What can individuals do to help?

Obviously, individuals can consider donating to their favorite organisations who are working in the realm of marine conservation and management.

For those that are interested in marine tourism - snorkelling, diving, kayaking - choosing a destination where the local government and communities are actively managing their reefs is a big contribution to those local economies.

We also can all make more sustainable choices in our own lifestyles, from focusing on using mass transit like MRT to choosing only sustainable seafood when eating at local restaurants. Chili crab, for instance, is a generally excellent choice - these mangrove crabs grow fast and reproduce in the millions. Sharks are at the other end of the spectrum: They grow extremely slowly, mature late in life, and generally only give birth to a few pups at a time, meaning their populations simply cannot withstand intensive harvesting.

How would you describe what you do: A hobby, a passion, a job, a duty?

For marine conservation, I would probably classify it as "all of the above". While I get paid as a marine conservationist, it is far more than just a job for me - it is an all-consuming passion.

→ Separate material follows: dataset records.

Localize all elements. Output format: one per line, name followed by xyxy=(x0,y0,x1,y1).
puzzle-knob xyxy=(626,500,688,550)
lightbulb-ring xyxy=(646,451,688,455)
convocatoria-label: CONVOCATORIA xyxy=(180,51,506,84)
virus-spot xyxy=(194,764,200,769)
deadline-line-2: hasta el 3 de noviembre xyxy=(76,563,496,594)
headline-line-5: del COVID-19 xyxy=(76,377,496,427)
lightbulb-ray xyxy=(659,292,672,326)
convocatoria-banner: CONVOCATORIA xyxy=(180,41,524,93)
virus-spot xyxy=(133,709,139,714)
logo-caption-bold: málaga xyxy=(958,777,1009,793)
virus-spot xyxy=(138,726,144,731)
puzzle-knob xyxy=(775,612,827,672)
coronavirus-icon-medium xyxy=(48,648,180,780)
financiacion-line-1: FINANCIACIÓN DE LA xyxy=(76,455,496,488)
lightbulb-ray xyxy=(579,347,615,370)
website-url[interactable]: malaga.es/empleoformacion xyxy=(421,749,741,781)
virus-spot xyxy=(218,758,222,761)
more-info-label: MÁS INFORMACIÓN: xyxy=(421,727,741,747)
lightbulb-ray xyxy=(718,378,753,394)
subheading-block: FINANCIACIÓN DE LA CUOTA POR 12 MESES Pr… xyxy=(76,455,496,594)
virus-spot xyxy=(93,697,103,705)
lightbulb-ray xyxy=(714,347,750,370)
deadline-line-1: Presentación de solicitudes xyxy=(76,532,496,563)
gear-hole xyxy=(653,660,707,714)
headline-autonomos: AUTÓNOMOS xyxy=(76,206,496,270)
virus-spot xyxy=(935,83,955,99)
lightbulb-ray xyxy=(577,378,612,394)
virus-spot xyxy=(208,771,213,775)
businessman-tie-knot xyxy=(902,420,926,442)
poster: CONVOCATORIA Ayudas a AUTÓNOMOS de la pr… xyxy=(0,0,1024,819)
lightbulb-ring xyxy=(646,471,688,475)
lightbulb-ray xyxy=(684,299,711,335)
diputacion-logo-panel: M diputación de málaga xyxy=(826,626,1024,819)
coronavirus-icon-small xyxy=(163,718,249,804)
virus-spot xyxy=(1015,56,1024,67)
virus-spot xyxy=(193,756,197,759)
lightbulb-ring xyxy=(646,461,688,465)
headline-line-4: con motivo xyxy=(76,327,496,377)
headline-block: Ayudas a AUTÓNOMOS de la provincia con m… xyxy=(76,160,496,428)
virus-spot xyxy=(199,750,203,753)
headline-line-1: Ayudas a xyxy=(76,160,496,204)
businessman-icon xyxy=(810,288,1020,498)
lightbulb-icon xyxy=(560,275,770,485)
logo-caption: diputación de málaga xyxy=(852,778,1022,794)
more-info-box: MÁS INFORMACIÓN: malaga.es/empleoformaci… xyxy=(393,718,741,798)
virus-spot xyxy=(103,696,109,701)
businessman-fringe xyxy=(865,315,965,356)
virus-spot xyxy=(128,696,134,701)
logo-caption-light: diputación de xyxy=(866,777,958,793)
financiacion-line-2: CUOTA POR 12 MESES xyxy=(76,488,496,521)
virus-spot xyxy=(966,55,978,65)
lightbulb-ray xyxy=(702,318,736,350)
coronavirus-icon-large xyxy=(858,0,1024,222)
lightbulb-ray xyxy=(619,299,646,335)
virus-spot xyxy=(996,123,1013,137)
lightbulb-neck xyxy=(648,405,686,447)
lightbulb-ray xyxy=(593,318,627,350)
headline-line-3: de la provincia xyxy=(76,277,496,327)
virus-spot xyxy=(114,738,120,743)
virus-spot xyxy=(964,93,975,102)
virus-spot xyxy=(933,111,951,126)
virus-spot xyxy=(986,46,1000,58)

I feel a strong sense of duty: Our oceans are in trouble, and I want to do everything I can to ensure that my children can see the same amazing sights and enjoy experiences I have had underwater for the past 30 years.

The fish photography and taxonomy are a relatively small part of my overall job responsibilities, but it qualifies now as my most consuming hobby and without question I'm happiest now when exploring South-east Asian reefs for new fish species.